''Organik Bilgisayarlar'' Yönünde Bir Adım: Fareler İçin Beyinden Beyne Arayüz
Scientific Reports'ta yayımlanan çalışmaya göre araştırmacılar bir çift farenin beyinlerini elektronik olarak bağlayarak farelerin mikroelektrotlar aracılığıyla direkt olarak iletişime geçebilmelerini sağladı. Bu çalışmanın yazarları bu tip bir başarının türünün ilk örneği olduğunu ve bunun birçok hayvandan gelen algısal ve hareketle ilgili verilerin aktarıldığı, biriktirildiği ve işlendiği ilk "organik bilgisayarın" oluşturulması için ilk adım olduğunu düşünüyor.

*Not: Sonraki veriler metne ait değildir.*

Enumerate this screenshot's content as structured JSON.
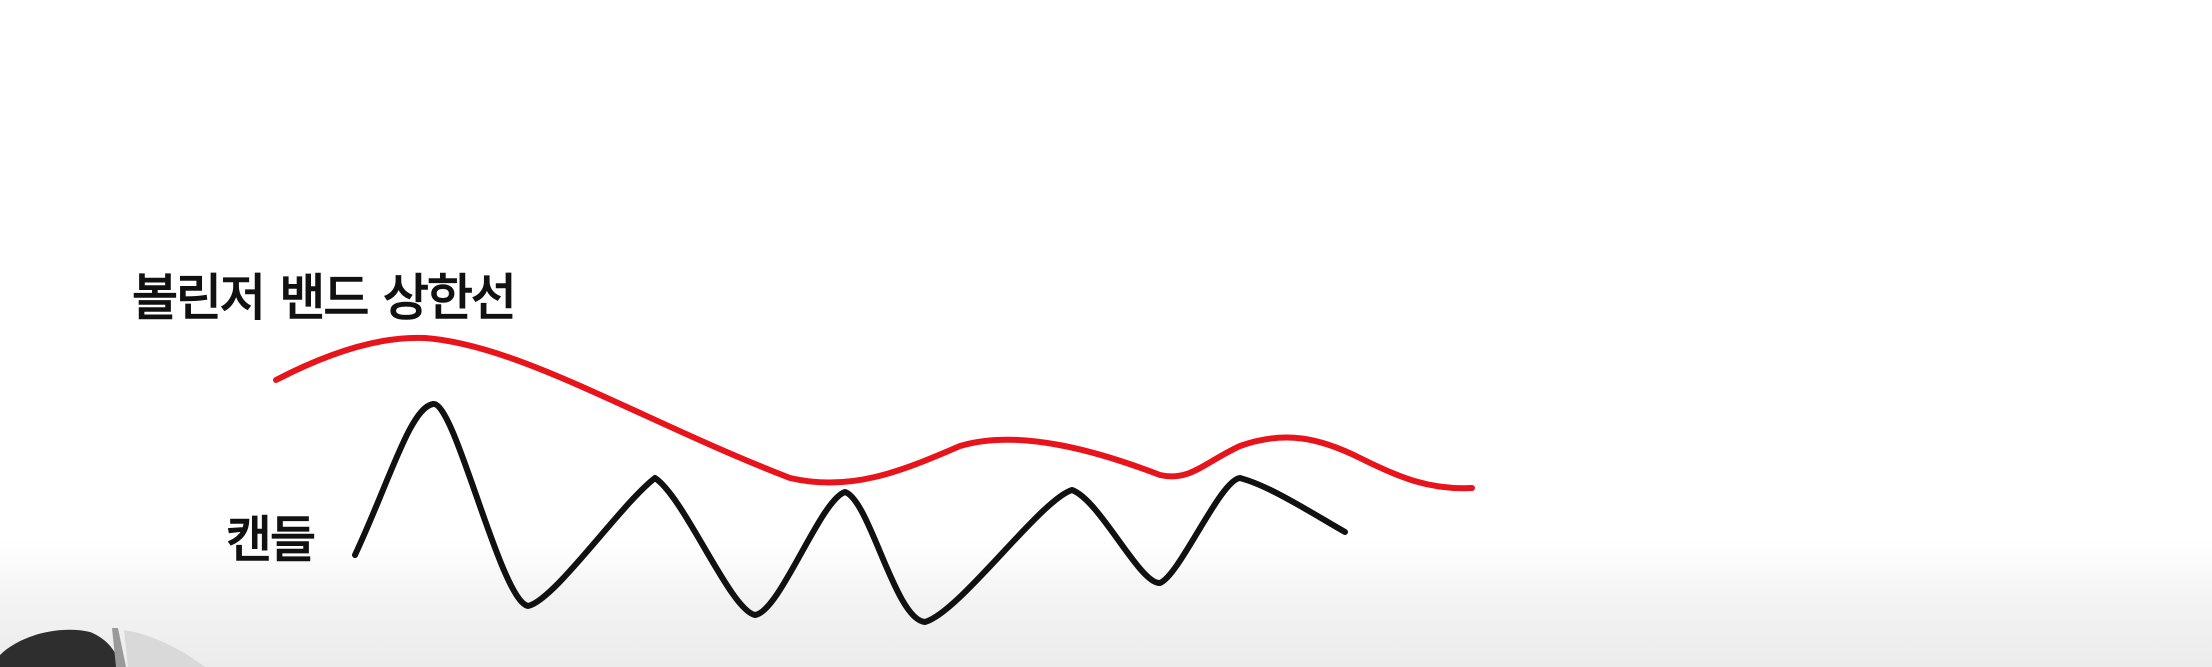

Fakat beyin-makine arayüzü (BMA) alanında çalışan sinirbilimciler The Scientist'e bu çalışmanın aslında daha önce yapılmış iki yöntemin, yani sinirsel ağdan gelen verilerin kaydıyla çözümü ve sinirsel ateşleme kalıplarıyla dış alıcıları ya da kasları uyarma tekniklerinin bir birleşimi olduğunu söylediler. Karşılık olarak bazı eleştirmenler kontrolün eksikliğini, bazıları da "organik bilgisayarı" mümkün kılma iddialarının pek olası olmadığını öne sürdü.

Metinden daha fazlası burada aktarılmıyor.